For Bill Ritter, Ken Salazar's move from Senate to Cabinet is more a problem than an opportunity. His appointment to replace Salazar could topple dominoes among current officeholders, antagonize powerful also-rans, rile factions within the Democratic party, and complicate Ritter's own reelection in 2010. That's assuming he names a rising politician who wants to serve more than two years and run for the seat in his or her own right. The safe way out would be for Ritter to pass up anointing the prom king or queen and appoint a qualified short-termer -- someone with proven credentials but pledged to no further electoral ambitions.

Former senators Gary Hart and Tim Wirth along with former governors Dick Lamm and Roy Romer would all fit the bill. My personal favorite is Lamm. Just imagine the stir his truth-telling about a common culture and illegal immigration would cause in Harry Reid's caucus. But for that very reason, Lamm probably wouldn't get the nod even if Ritter opts for what I call the Safeway shopping list.

Then my next choice is Roy Romer. The old warhorse, just turned 80 but with the energy of a 60-year-old, tried for US Senate way back in 1966 and was aced out of it again in 1992 by Ben Campbell. Romer is the preeminent elder statesman of Colorado Democrats, would represent Colorado wisely and honorably for the next 24 months, and well deserves this honor as the capstone of his career. (All of which I say despite, or partly because of, the licking he gave me in our 1990 contest for governor.)

The downside, from a Democrat point of view, would be no incumbent for them to try and "reelect" as the 2010 campaign gears up in coming months.
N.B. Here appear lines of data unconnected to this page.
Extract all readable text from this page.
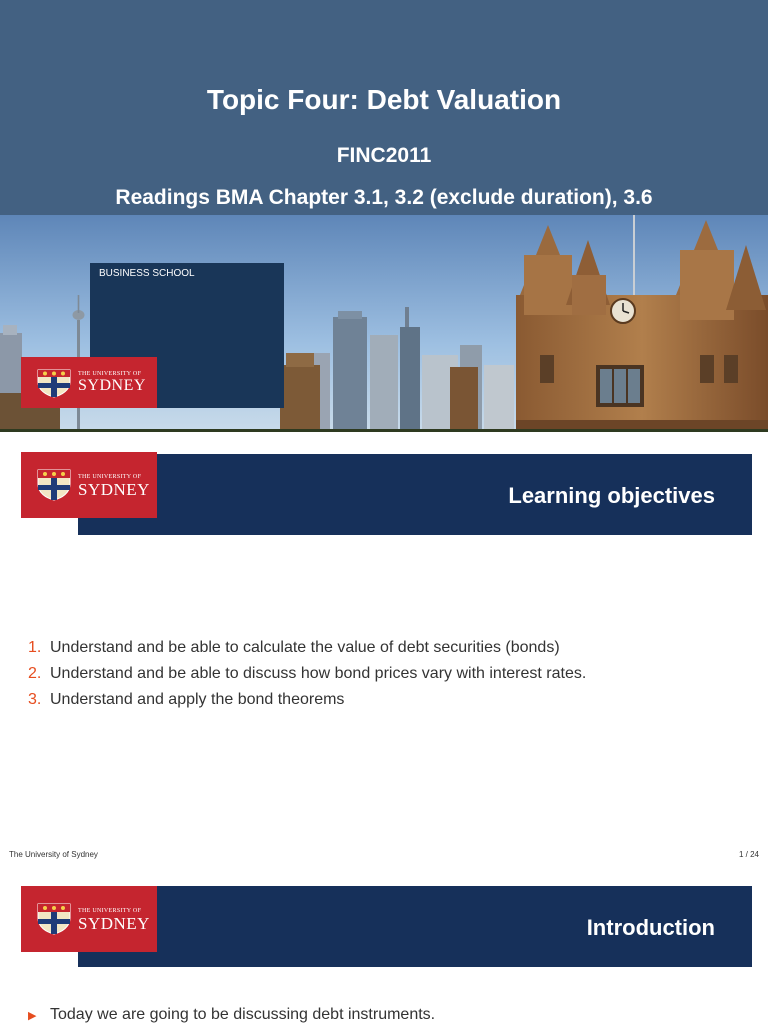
Topic Four: Debt Valuation
FINC2011
Readings BMA Chapter 3.1, 3.2 (exclude duration), 3.6
BUSINESS SCHOOL
THE UNIVERSITY OF
SYDNEY
Learning objectives
THE UNIVERSITY OF
SYDNEY
1. Understand and be able to calculate the value of debt securities (bonds)
2. Understand and be able to discuss how bond prices vary with interest rates.
3. Understand and apply the bond theorems
The University of Sydney	1 / 24
Introduction
THE UNIVERSITY OF
SYDNEY
▶ Today we are going to be discussing debt instruments.
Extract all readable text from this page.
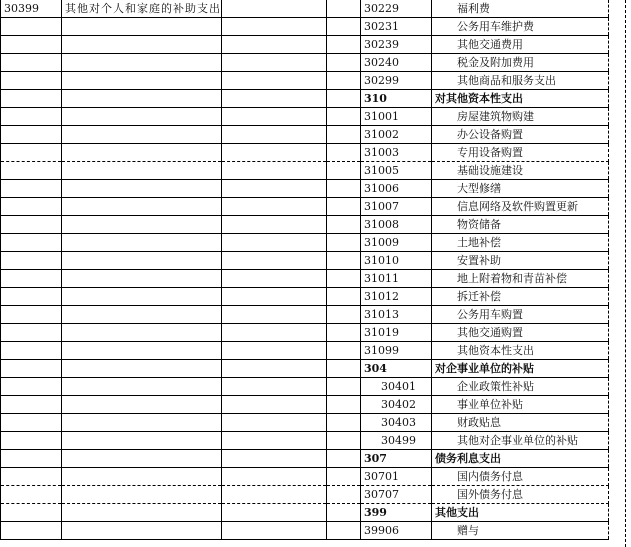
30399	其他对个人和家庭的补助支出			30229	福利费
				30231	公务用车维护费
				30239	其他交通费用
				30240	税金及附加费用
				30299	其他商品和服务支出
				310	对其他资本性支出
				31001	房屋建筑物购建
				31002	办公设备购置
				31003	专用设备购置
				31005	基础设施建设
				31006	大型修缮
				31007	信息网络及软件购置更新
				31008	物资储备
				31009	土地补偿
				31010	安置补助
				31011	地上附着物和青苗补偿
				31012	拆迁补偿
				31013	公务用车购置
				31019	其他交通购置
				31099	其他资本性支出
				304	对企事业单位的补贴
				30401	企业政策性补贴
				30402	事业单位补贴
				30403	财政贴息
				30499	其他对企事业单位的补贴
				307	债务利息支出
				30701	国内债务付息
				30707	国外债务付息
				399	其他支出
				39906	赠与
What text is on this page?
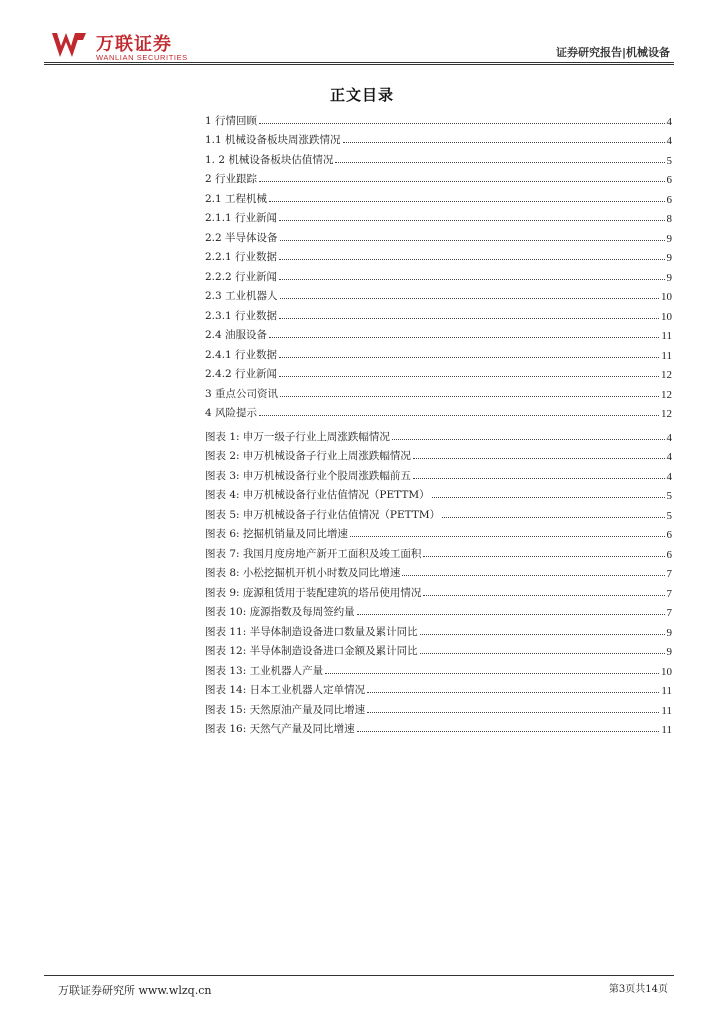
万联证券
WANLIAN SECURITIES	证券研究报告|机械设备
正文目录
1 行情回顾	4
1.1 机械设备板块周涨跌情况	4
1. 2 机械设备板块估值情况	5
2 行业跟踪	6
2.1 工程机械	6
2.1.1 行业新闻	8
2.2 半导体设备	9
2.2.1 行业数据	9
2.2.2 行业新闻	9
2.3 工业机器人	10
2.3.1 行业数据	10
2.4 油服设备	11
2.4.1 行业数据	11
2.4.2 行业新闻	12
3 重点公司资讯	12
4 风险提示	12
图表 1: 申万一级子行业上周涨跌幅情况	4
图表 2: 申万机械设备子行业上周涨跌幅情况	4
图表 3: 申万机械设备行业个股周涨跌幅前五	4
图表 4: 申万机械设备行业估值情况（PETTM）	5
图表 5: 申万机械设备子行业估值情况（PETTM）	5
图表 6: 挖掘机销量及同比增速	6
图表 7: 我国月度房地产新开工面积及竣工面积	6
图表 8: 小松挖掘机开机小时数及同比增速	7
图表 9: 庞源租赁用于装配建筑的塔吊使用情况	7
图表 10: 庞源指数及每周签约量	7
图表 11: 半导体制造设备进口数量及累计同比	9
图表 12: 半导体制造设备进口金额及累计同比	9
图表 13: 工业机器人产量	10
图表 14: 日本工业机器人定单情况	11
图表 15: 天然原油产量及同比增速	11
图表 16: 天然气产量及同比增速	11
万联证券研究所 www.wlzq.cn	第3页共14页
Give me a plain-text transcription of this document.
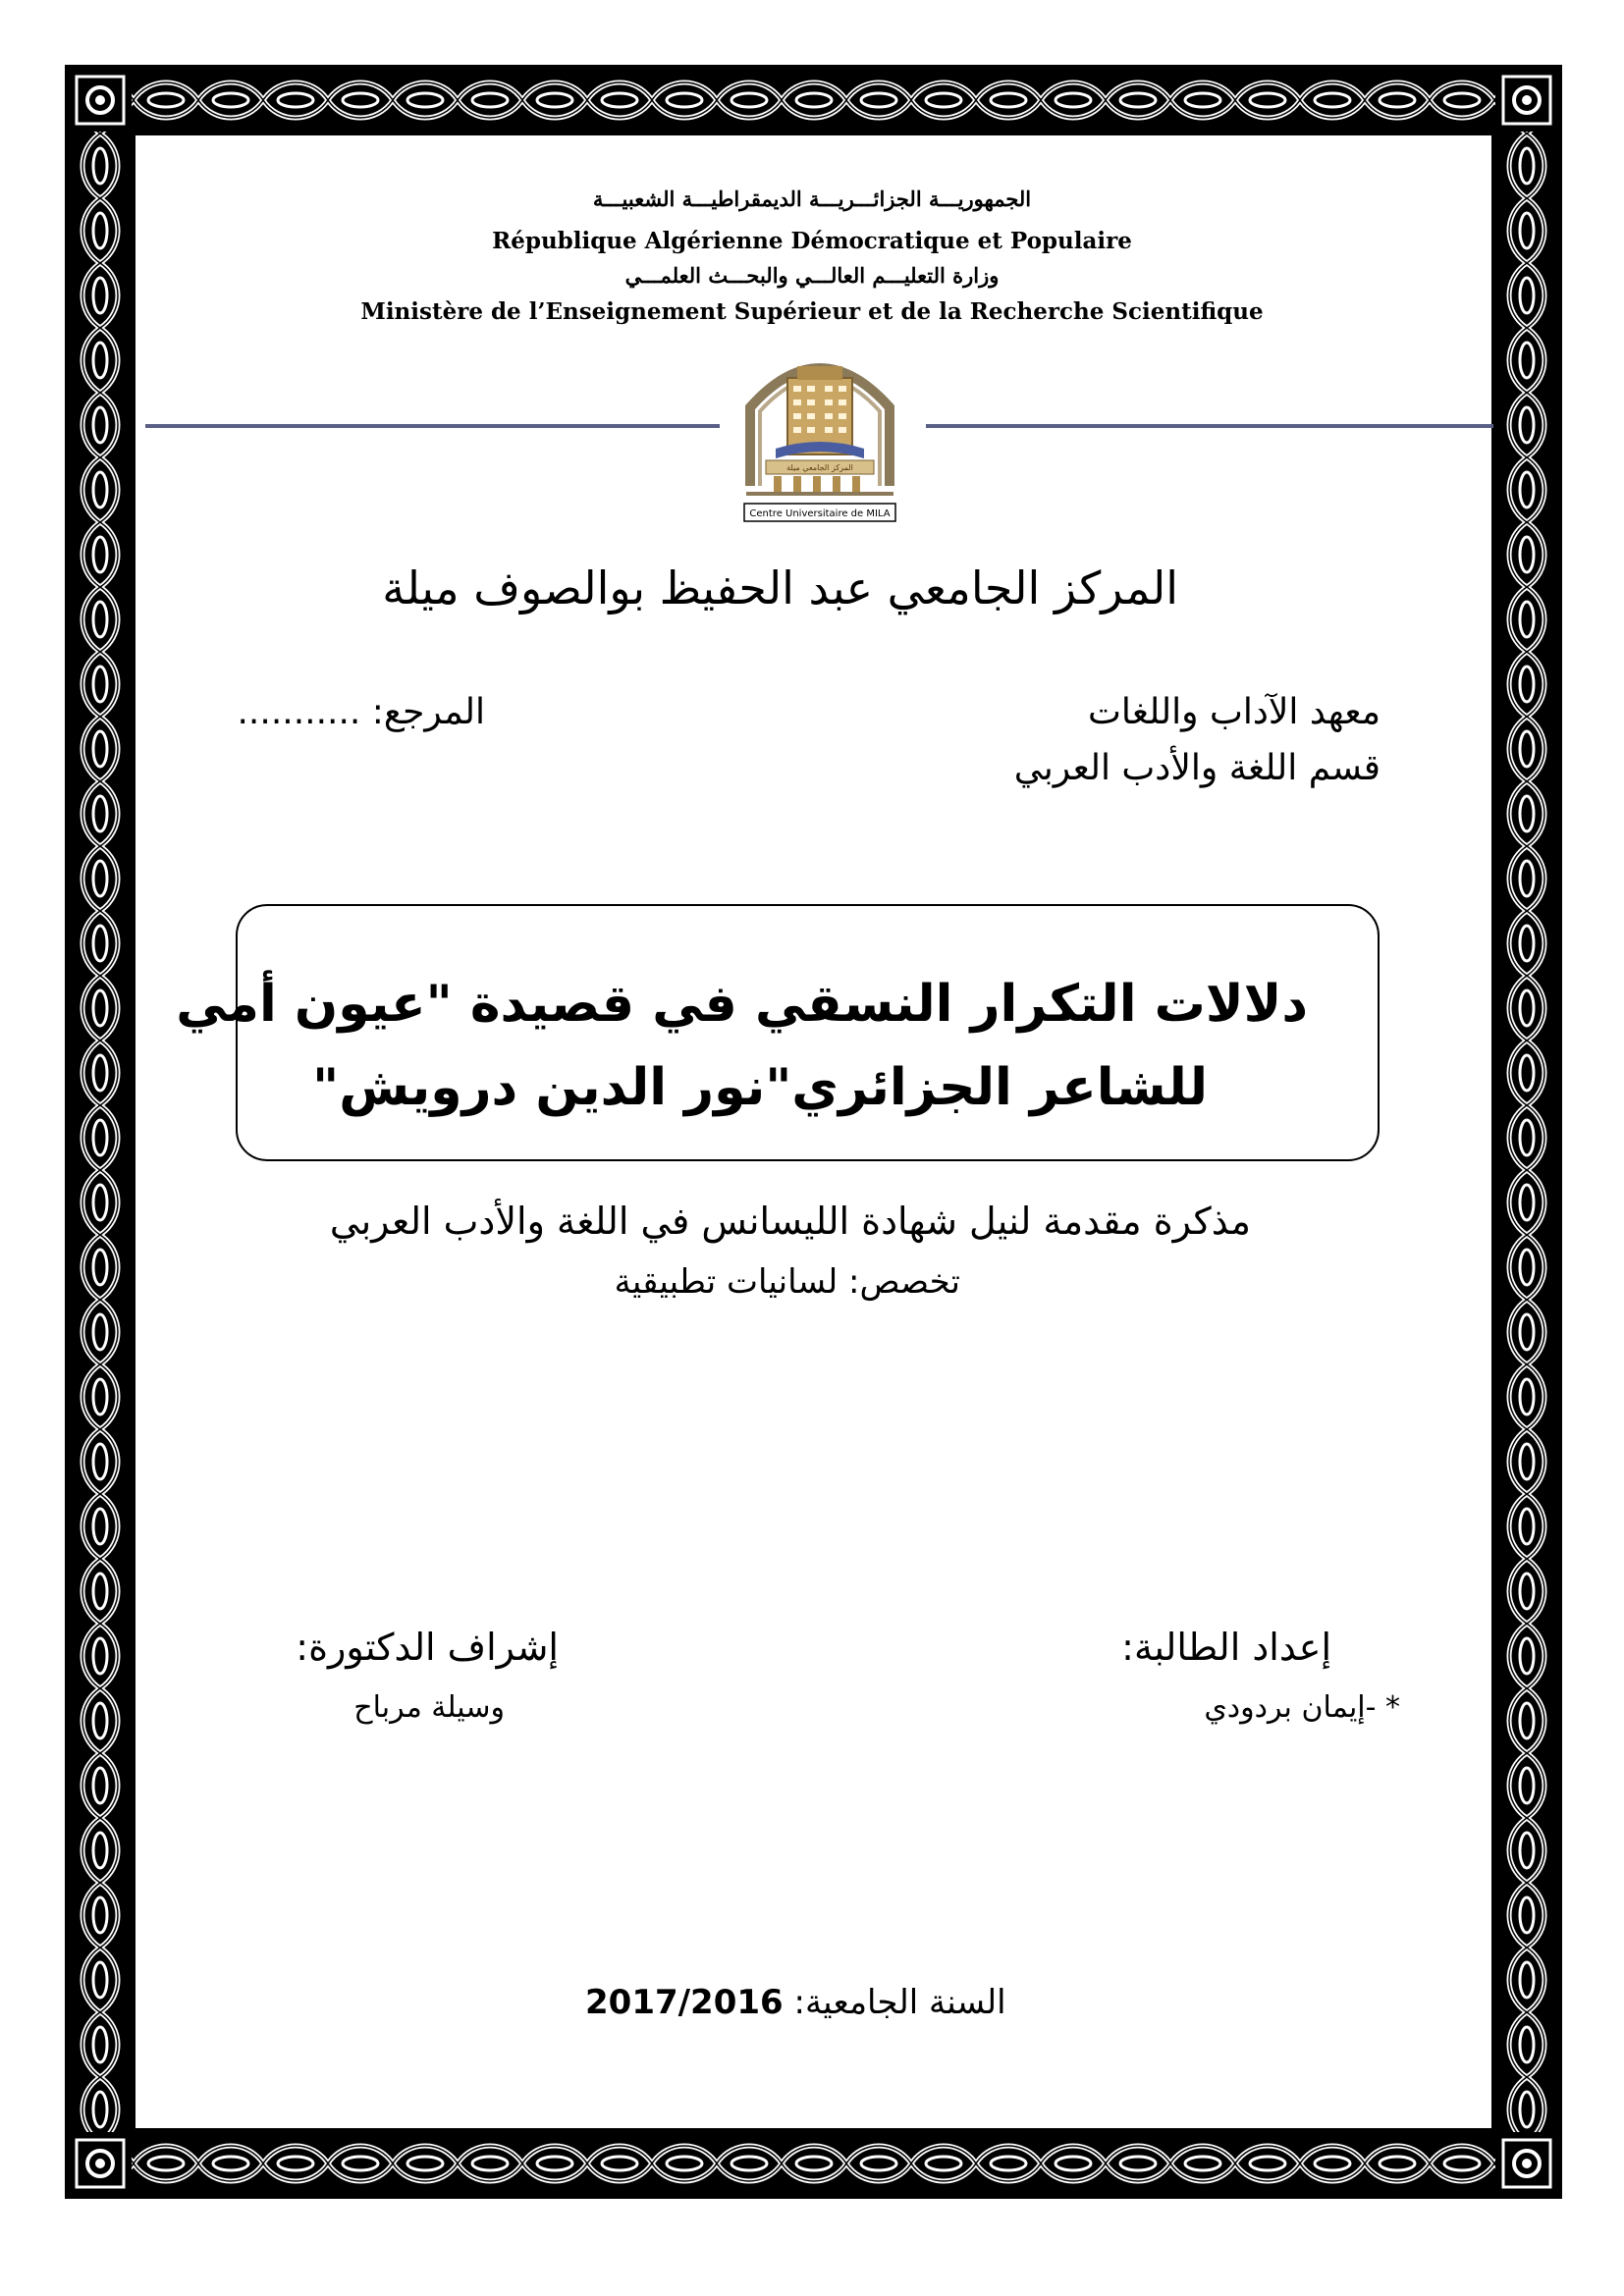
الجمهوريـــة الجزائـــريـــة الديمقراطيـــة الشعبيـــة
République Algérienne Démocratique et Populaire
وزارة التعليـــم العالـــي والبحـــث العلمـــي
Ministère de l’Enseignement Supérieur et de la Recherche Scientifique
المركز الجامعي ميلة
Centre Universitaire de MILA
المركز الجامعي عبد الحفيظ بوالصوف ميلة
معهد الآداب واللغات
قسم اللغة والأدب العربي
المرجع: ...........
دلالات التكرار النسقي في قصيدة "عيون أمي
للشاعر الجزائري"نور الدين درويش"
مذكرة مقدمة لنيل شهادة الليسانس في اللغة والأدب العربي
تخصص: لسانيات تطبيقية
إعداد الطالبة:
* -إيمان بردودي
إشراف الدكتورة:
وسيلة مرباح
السنة الجامعية: 2017/2016
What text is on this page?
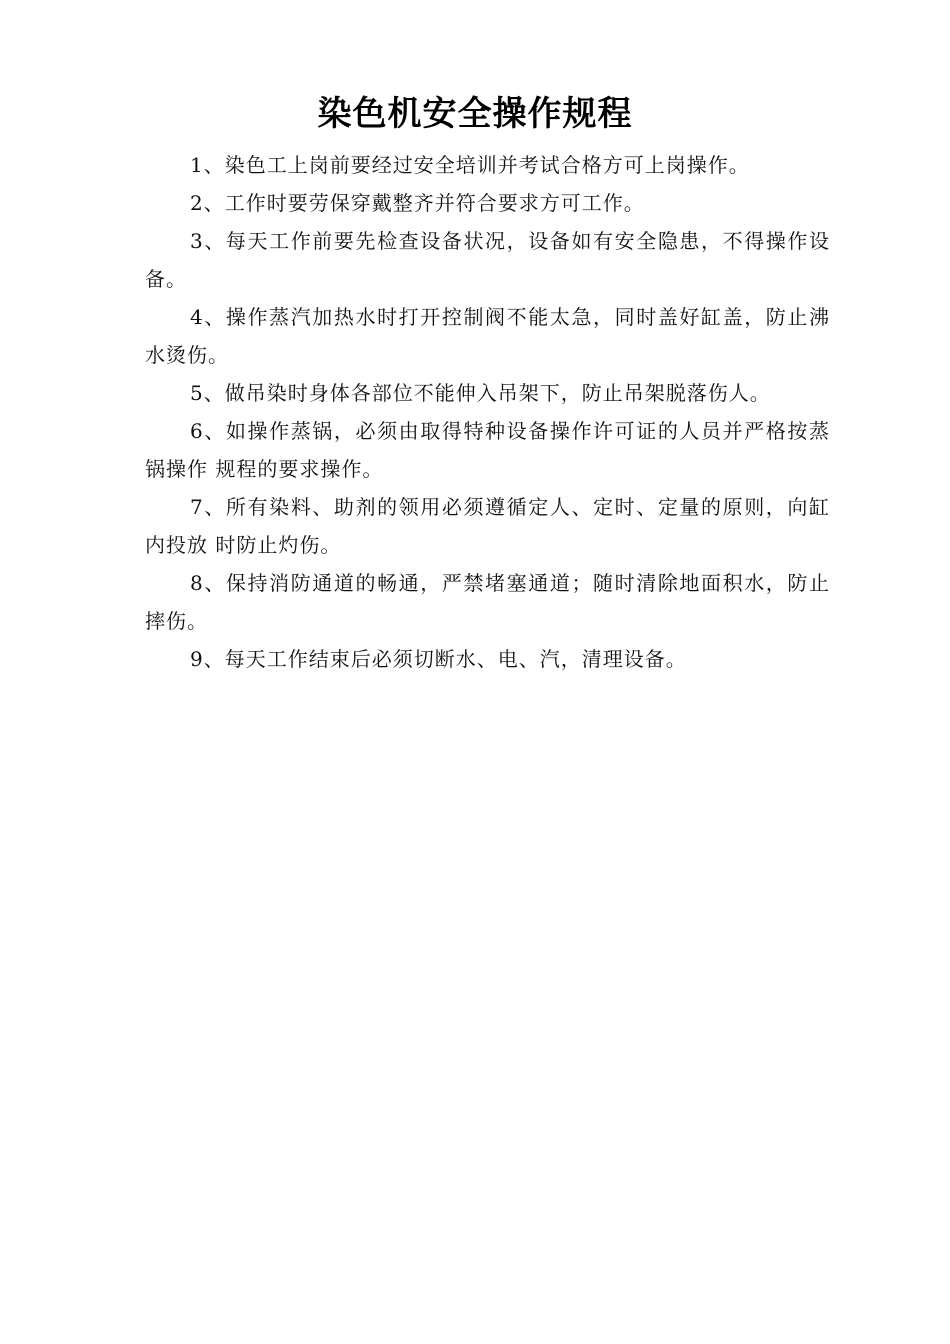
染色机安全操作规程

1、染色工上岗前要经过安全培训并考试合格方可上岗操作。

2、工作时要劳保穿戴整齐并符合要求方可工作。

3、每天工作前要先检查设备状况，设备如有安全隐患，不得操作设备。

4、操作蒸汽加热水时打开控制阀不能太急，同时盖好缸盖，防止沸水烫伤。

5、做吊染时身体各部位不能伸入吊架下，防止吊架脱落伤人。

6、如操作蒸锅，必须由取得特种设备操作许可证的人员并严格按蒸锅操作 规程的要求操作。

7、所有染料、助剂的领用必须遵循定人、定时、定量的原则，向缸内投放 时防止灼伤。

8、保持消防通道的畅通，严禁堵塞通道；随时清除地面积水，防止摔伤。

9、每天工作结束后必须切断水、电、汽，清理设备。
But since that campaign is upon us anyway, why shouldn't the Dems live up to their name and welcome an openly democratic selection process for Salazar's successor?

As Illinois and New York embarrass themselves with grossly undemocratic, if not illegal, grappling contests for their open Senate seats, Colorado could set a refreshingly different example.

How about it, Gov. Ritter? I like the sound of Senator Lamm or Senator Romer.